Festival dell'Accoglienza. La tragedia di Cutro vista con gli occhi di Mimmo Calopresti

Stasera alle 20, nella sala del Cinema Romano di Torino (piazza Castello) il Festival dell'Accoglienza 2024, promosso dalla Pastorale Migranti, ospita il regista Mimmo Calopresti, presente alla proiezione del suo docufilm "Cutro, Calabria, Italia". La pellicola è uno sferzante atto di accusa verso le politiche migratorie che continuano a far moltiplicare drammi e tragedie nel Mediterraneo, fossa comune di speranze e d'illusioni.

Il Mare nostrum è diventato così anche l'emblema del cinismo e della spregiudicatezza con cui l'Occidente attua i respingimenti di disperati e diseredati, lucrando e tenendo aperta lo spauracchio della questione sicurezza da spendersi a ogni campagna elettorale, mentre produce con il suo colonialismo di ritorno guerre e sfruttamento nelle più ricche regioni del continente africano, alimentando l'esodo e la migrazione di persone che cercano di sfuggire alla fame e alla morte certe.

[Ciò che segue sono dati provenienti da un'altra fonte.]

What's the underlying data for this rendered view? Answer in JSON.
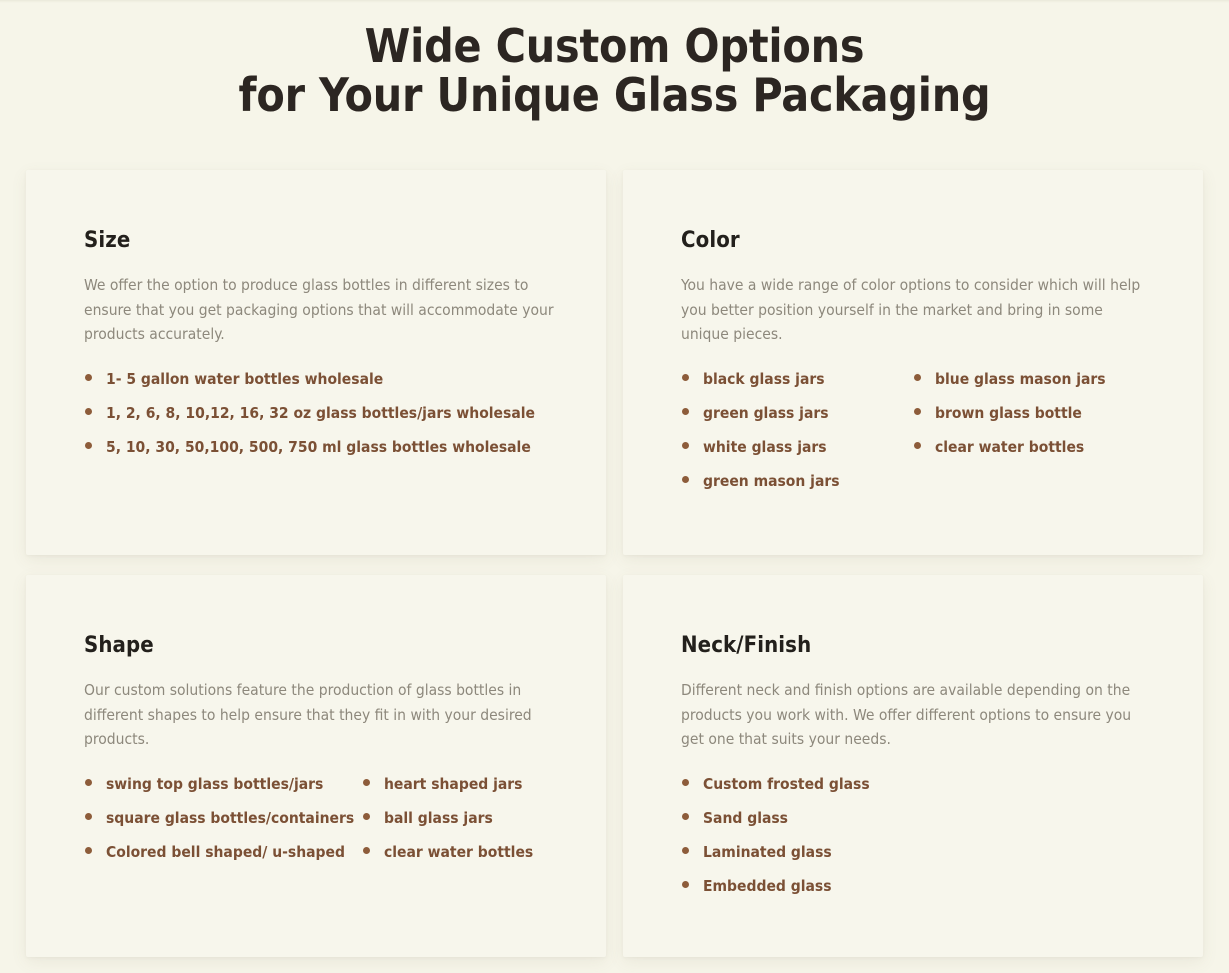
{
  "page": {
    "background_color": "#f6f5e9",
    "card_background_color": "#f7f6ec",
    "heading_color": "#2c2622",
    "body_text_color": "#8d887c",
    "bullet_text_color": "#7b5035",
    "bullet_dot_color": "#8d5c3a",
    "title_line_1": "Wide Custom Options",
    "title_line_2": "for Your Unique Glass Packaging"
  },
  "cards": [
    {
      "id": "size",
      "title": "Size",
      "description": "We offer the option to produce glass bottles in different sizes to ensure that you get packaging options that will accommodate your products accurately.",
      "layout": "single-column",
      "items": [
        "1- 5 gallon water bottles wholesale",
        "1, 2, 6, 8, 10,12, 16, 32 oz glass bottles/jars wholesale",
        "5, 10, 30, 50,100, 500, 750 ml glass bottles wholesale"
      ]
    },
    {
      "id": "color",
      "title": "Color",
      "description": "You have a wide range of color options to consider which will help you better position yourself in the market and bring in some unique pieces.",
      "layout": "two-column",
      "items_col1": [
        "black glass jars",
        "green glass jars",
        "white glass jars",
        "green mason jars"
      ],
      "items_col2": [
        "blue glass mason jars",
        "brown glass bottle",
        "clear water bottles"
      ]
    },
    {
      "id": "shape",
      "title": "Shape",
      "description": "Our custom solutions feature the production of glass bottles in different shapes to help ensure that they fit in with your desired products.",
      "layout": "two-column",
      "items_col1": [
        "swing top glass bottles/jars",
        "square glass bottles/containers",
        "Colored bell shaped/ u-shaped"
      ],
      "items_col2": [
        "heart shaped jars",
        "ball glass jars",
        "clear water bottles"
      ]
    },
    {
      "id": "neck_finish",
      "title": "Neck/Finish",
      "description": "Different neck and finish options are available depending on the products you work with. We offer different options to ensure you get one that suits your needs.",
      "layout": "single-column",
      "items": [
        "Custom frosted glass",
        "Sand glass",
        "Laminated glass",
        "Embedded glass"
      ]
    }
  ]
}
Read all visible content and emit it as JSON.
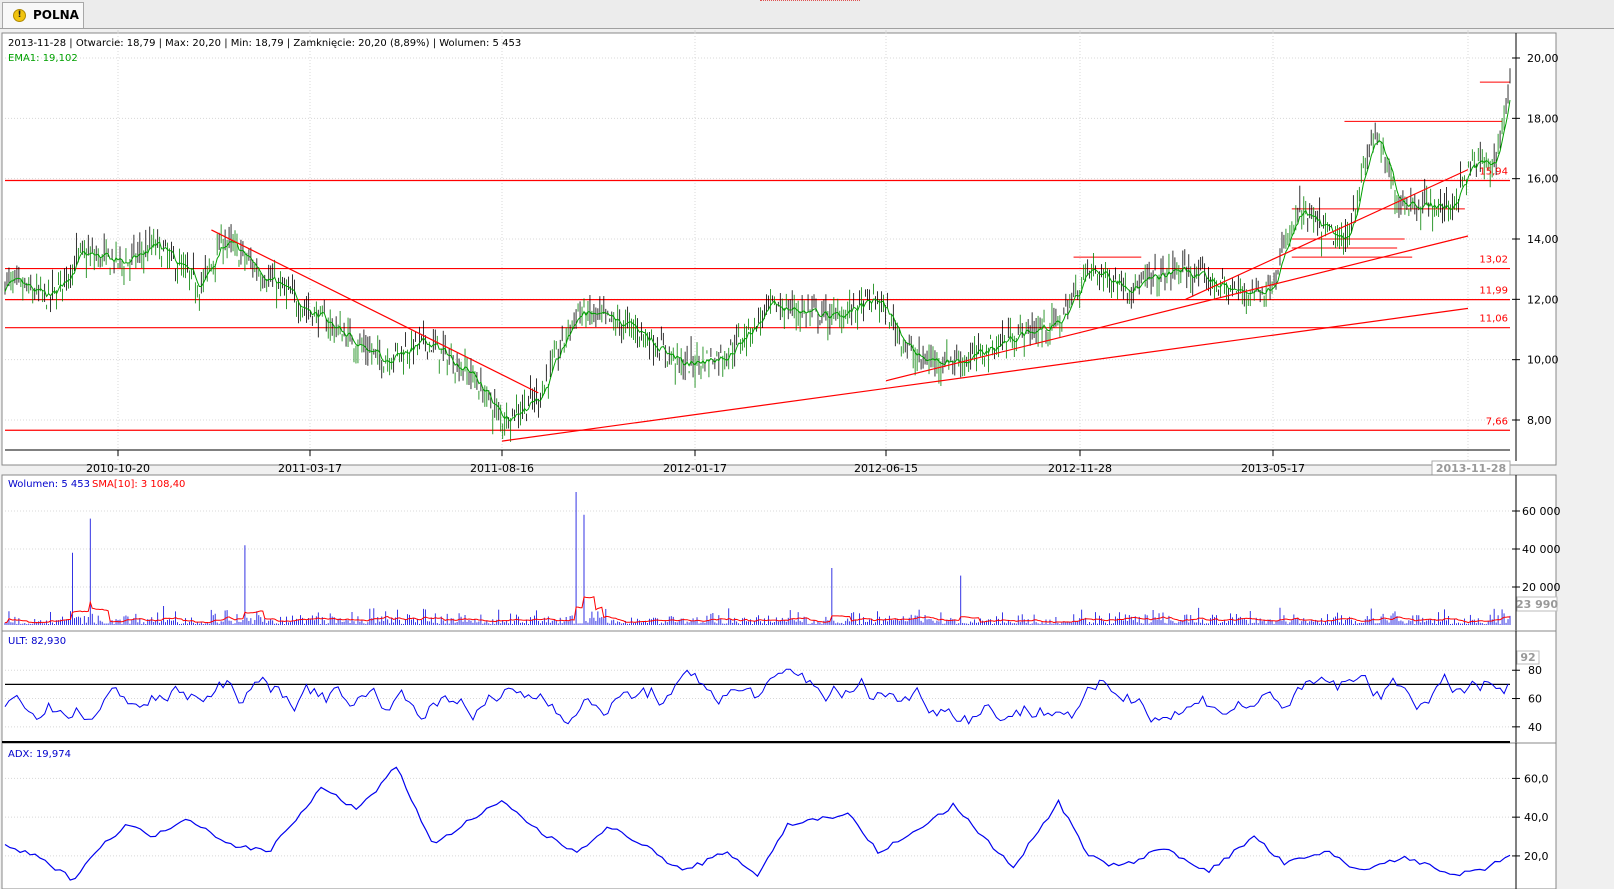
{
  "tab": {
    "label": "POLNA",
    "icon": "warning-icon"
  },
  "price_header": {
    "info": "2013-11-28 | Otwarcie: 18,79 | Max: 20,20 | Min: 18,79 | Zamknięcie: 20,20 (8,89%) | Wolumen: 5 453",
    "ema": "EMA1: 19,102"
  },
  "volume_header": {
    "vol": "Wolumen: 5 453",
    "sma": "SMA[10]: 3 108,40"
  },
  "ult_header": "ULT: 82,930",
  "adx_header": "ADX: 19,974",
  "colors": {
    "up": "#008000",
    "down": "#000000",
    "ema": "#00a000",
    "lines": "#ff0000",
    "volume": "#0000dd",
    "sma": "#ff0000",
    "ult": "#0000ee",
    "adx": "#0000ee"
  },
  "chart_data": [
    {
      "type": "candlestick",
      "x_dates": [
        "2010-10-20",
        "2011-03-17",
        "2011-08-16",
        "2012-01-17",
        "2012-06-15",
        "2012-11-28",
        "2013-05-17"
      ],
      "last_date": "2013-11-28",
      "y_ticks": [
        "8,00",
        "10,00",
        "12,00",
        "14,00",
        "16,00",
        "18,00",
        "20,00"
      ],
      "ylim": [
        7.1,
        20.9
      ],
      "close_path": [
        [
          0,
          12.6
        ],
        [
          0.03,
          12.0
        ],
        [
          0.05,
          13.5
        ],
        [
          0.08,
          13.2
        ],
        [
          0.1,
          13.8
        ],
        [
          0.13,
          12.4
        ],
        [
          0.145,
          14.0
        ],
        [
          0.17,
          12.9
        ],
        [
          0.2,
          11.7
        ],
        [
          0.25,
          10.0
        ],
        [
          0.28,
          10.6
        ],
        [
          0.31,
          9.5
        ],
        [
          0.33,
          8.0
        ],
        [
          0.355,
          8.8
        ],
        [
          0.38,
          11.6
        ],
        [
          0.42,
          11.0
        ],
        [
          0.45,
          9.8
        ],
        [
          0.48,
          10.2
        ],
        [
          0.51,
          11.8
        ],
        [
          0.55,
          11.4
        ],
        [
          0.58,
          12.0
        ],
        [
          0.605,
          10.0
        ],
        [
          0.64,
          10.0
        ],
        [
          0.67,
          10.8
        ],
        [
          0.7,
          11.2
        ],
        [
          0.72,
          13.0
        ],
        [
          0.75,
          12.4
        ],
        [
          0.78,
          13.0
        ],
        [
          0.82,
          12.2
        ],
        [
          0.84,
          12.4
        ],
        [
          0.86,
          14.9
        ],
        [
          0.89,
          13.8
        ],
        [
          0.91,
          17.6
        ],
        [
          0.925,
          15.3
        ],
        [
          0.96,
          15.0
        ],
        [
          0.975,
          16.5
        ],
        [
          0.99,
          16.5
        ],
        [
          1.0,
          19.2
        ]
      ],
      "horizontal_lines": [
        7.66,
        11.06,
        11.99,
        13.02,
        15.94
      ],
      "level_labels": [
        "7,66",
        "11,06",
        "11,99",
        "13,02",
        "15,94"
      ],
      "extra_levels": [
        13.4,
        13.7,
        14.0,
        15.0,
        17.9,
        19.2
      ],
      "trendlines": [
        {
          "from": [
            "2010-12-31",
            14.3
          ],
          "to": [
            "2011-09-14",
            8.9
          ]
        },
        {
          "from": [
            "2011-08-16",
            7.3
          ],
          "to": [
            "2013-11-28",
            11.7
          ]
        },
        {
          "from": [
            "2012-06-15",
            9.3
          ],
          "to": [
            "2013-11-28",
            14.1
          ]
        },
        {
          "from": [
            "2013-03-01",
            12.0
          ],
          "to": [
            "2013-11-28",
            16.3
          ]
        }
      ]
    },
    {
      "type": "bar",
      "name": "Wolumen",
      "y_ticks": [
        "20 000",
        "40 000",
        "60 000"
      ],
      "ylim": [
        0,
        70000
      ],
      "last_value_tag": "23 990",
      "spikes": [
        [
          0.045,
          38000
        ],
        [
          0.057,
          56000
        ],
        [
          0.105,
          10000
        ],
        [
          0.16,
          42000
        ],
        [
          0.38,
          70000
        ],
        [
          0.385,
          58000
        ],
        [
          0.55,
          30000
        ],
        [
          0.635,
          26000
        ]
      ]
    },
    {
      "type": "line",
      "name": "ULT",
      "y_ticks": [
        "40",
        "60",
        "80"
      ],
      "ylim": [
        30,
        95
      ],
      "reference": 70,
      "last_value_tag": "92"
    },
    {
      "type": "line",
      "name": "ADX",
      "y_ticks": [
        "20,0",
        "40,0",
        "60,0"
      ],
      "ylim": [
        5,
        70
      ],
      "path": [
        [
          0,
          25
        ],
        [
          0.02,
          20
        ],
        [
          0.045,
          8
        ],
        [
          0.06,
          22
        ],
        [
          0.08,
          36
        ],
        [
          0.1,
          30
        ],
        [
          0.12,
          40
        ],
        [
          0.15,
          26
        ],
        [
          0.175,
          22
        ],
        [
          0.21,
          55
        ],
        [
          0.235,
          44
        ],
        [
          0.26,
          66
        ],
        [
          0.285,
          25
        ],
        [
          0.3,
          34
        ],
        [
          0.33,
          48
        ],
        [
          0.36,
          30
        ],
        [
          0.38,
          22
        ],
        [
          0.4,
          35
        ],
        [
          0.42,
          28
        ],
        [
          0.45,
          12
        ],
        [
          0.48,
          22
        ],
        [
          0.5,
          10
        ],
        [
          0.52,
          36
        ],
        [
          0.56,
          42
        ],
        [
          0.58,
          22
        ],
        [
          0.6,
          30
        ],
        [
          0.63,
          46
        ],
        [
          0.65,
          30
        ],
        [
          0.67,
          14
        ],
        [
          0.7,
          48
        ],
        [
          0.72,
          20
        ],
        [
          0.74,
          14
        ],
        [
          0.77,
          24
        ],
        [
          0.8,
          12
        ],
        [
          0.83,
          30
        ],
        [
          0.85,
          16
        ],
        [
          0.88,
          22
        ],
        [
          0.9,
          12
        ],
        [
          0.93,
          20
        ],
        [
          0.96,
          10
        ],
        [
          0.98,
          12
        ],
        [
          1.0,
          20
        ]
      ]
    }
  ]
}
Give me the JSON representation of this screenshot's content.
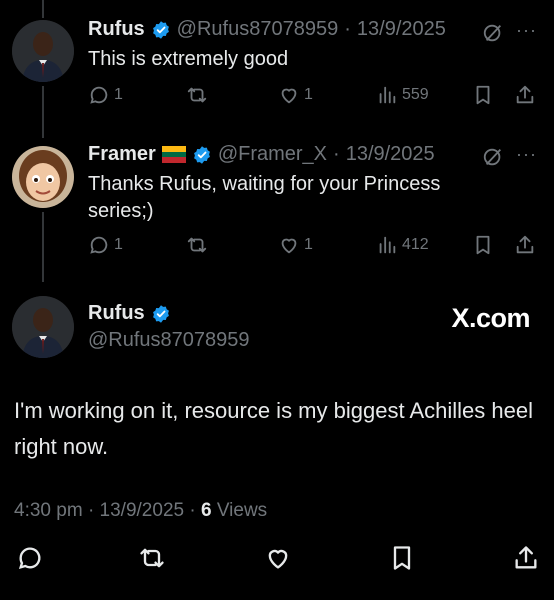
{
  "tweet1": {
    "name": "Rufus",
    "handle": "@Rufus87078959",
    "sep": "·",
    "date": "13/9/2025",
    "text": "This is extremely good",
    "replies": "1",
    "likes": "1",
    "views": "559"
  },
  "tweet2": {
    "name": "Framer",
    "flag": "lithuania-flag",
    "handle": "@Framer_X",
    "sep": "·",
    "date": "13/9/2025",
    "text": "Thanks Rufus, waiting for your Princess series;)",
    "replies": "1",
    "likes": "1",
    "views": "412"
  },
  "main": {
    "name": "Rufus",
    "handle": "@Rufus87078959",
    "brand": "X.com",
    "text": "I'm working on it, resource is my biggest Achilles heel right now.",
    "time": "4:30 pm",
    "sep1": "·",
    "date": "13/9/2025",
    "sep2": "·",
    "views_count": "6",
    "views_label": "Views"
  },
  "more_glyph": "···",
  "colors": {
    "background": "#000000",
    "text": "#e7e9ea",
    "muted": "#71767b",
    "verified": "#1d9bf0"
  }
}
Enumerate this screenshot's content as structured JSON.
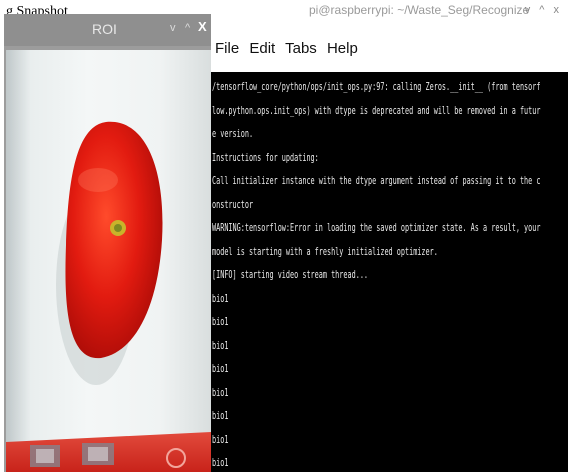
{
  "page": {
    "top_left_label": "g Snapshot"
  },
  "roi_window": {
    "title": "ROI",
    "controls": {
      "minimize": "v",
      "maximize": "^",
      "close": "X"
    }
  },
  "terminal_window": {
    "title": "pi@raspberrypi: ~/Waste_Seg/Recognize",
    "controls": "v ^ x",
    "menu": [
      "File",
      "Edit",
      "Tabs",
      "Help"
    ],
    "lines": [
      "/tensorflow_core/python/ops/init_ops.py:97: calling Zeros.__init__ (from tensorf",
      "low.python.ops.init_ops) with dtype is deprecated and will be removed in a futur",
      "e version.",
      "Instructions for updating:",
      "Call initializer instance with the dtype argument instead of passing it to the c",
      "onstructor",
      "WARNING:tensorflow:Error in loading the saved optimizer state. As a result, your",
      " model is starting with a freshly initialized optimizer.",
      "[INFO] starting video stream thread...",
      "bio1",
      "bio1",
      "bio1",
      "bio1",
      "bio1",
      "bio1",
      "bio1",
      "bio1"
    ]
  }
}
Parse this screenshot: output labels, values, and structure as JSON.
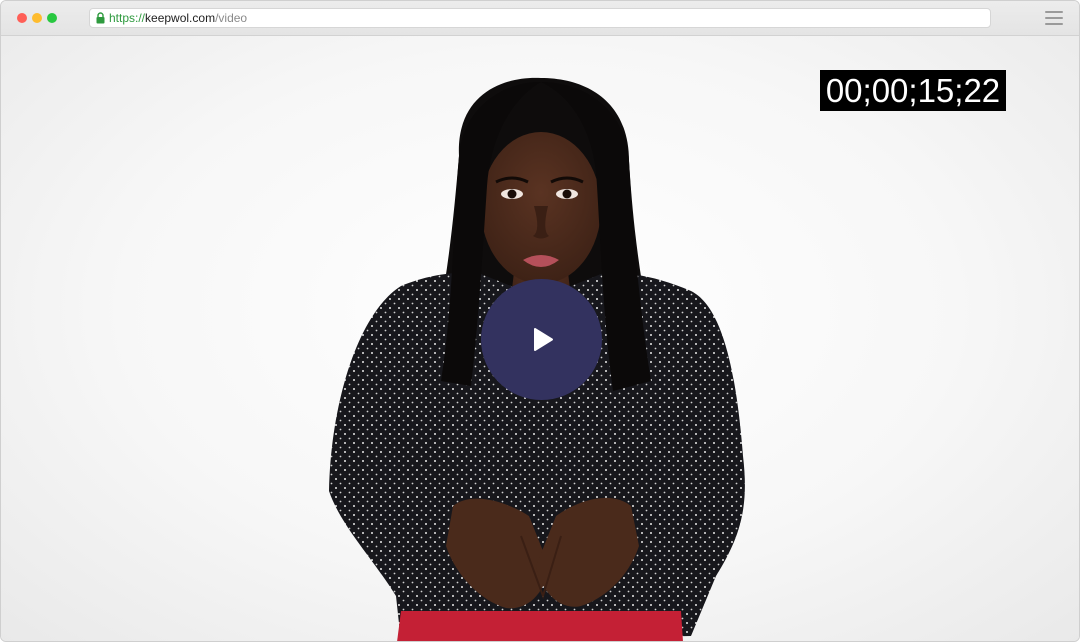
{
  "browser": {
    "url": {
      "scheme": "https://",
      "host": "keepwol.com",
      "path": "/video"
    },
    "traffic_lights": {
      "close": "#ff5f57",
      "minimize": "#febc2e",
      "maximize": "#28c840"
    },
    "icons": [
      "lock-icon",
      "hamburger-menu-icon"
    ]
  },
  "video": {
    "timecode": "00;00;15;22",
    "play_button_color": "#33325f",
    "icons": [
      "play-icon"
    ]
  }
}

Una fotografia cruda, documentata e denunciata dagli organi di stampa, dalle chiese, dalle organizzazioni umanitarie, che l'informazione dominante però tiene sotto il livello di guardia, annacqua, distorce, trucca, contando in fondo sull'egoismo e sull'ipocrisia della natura umana che sa sempre come far quadrare straordinariamente bene i conti della propria coscienza.

"Cutro, Calabria, Italia" è il racconto di ciò che avvenne nella notte tra il 25 e 26 febbraio dello scorso anno. E i fotogrammi di Calopresti fissano quella tragedia, quando il caicco Summer Love, partito da Izmir, in Turchia, con oltre 180 persone a bordo, si schiantò contro una secca tra le alte onde della tempesta e naufragò davanti alla spiaggia di Steccato di Cutro, in provincia di Crotone: persero la vita 94 migranti, tra cui 34 minori. Imprecisato fu il numero dei dispersi.

Secondo i rapporti ufficiali 34 vittime sono uomini, 26 sono donne e 34 minori; di questi 21 sono maschi e 13 femmine (31 sotto i 14 anni e 3 sopra i 14 anni). Tra le vittime, Shahida Raza, un'ex giocatrice di hockey su prato pakistana, e la giornalista afgana Torpekai Amarkhel, attivista dei diritti umani per l'Onu.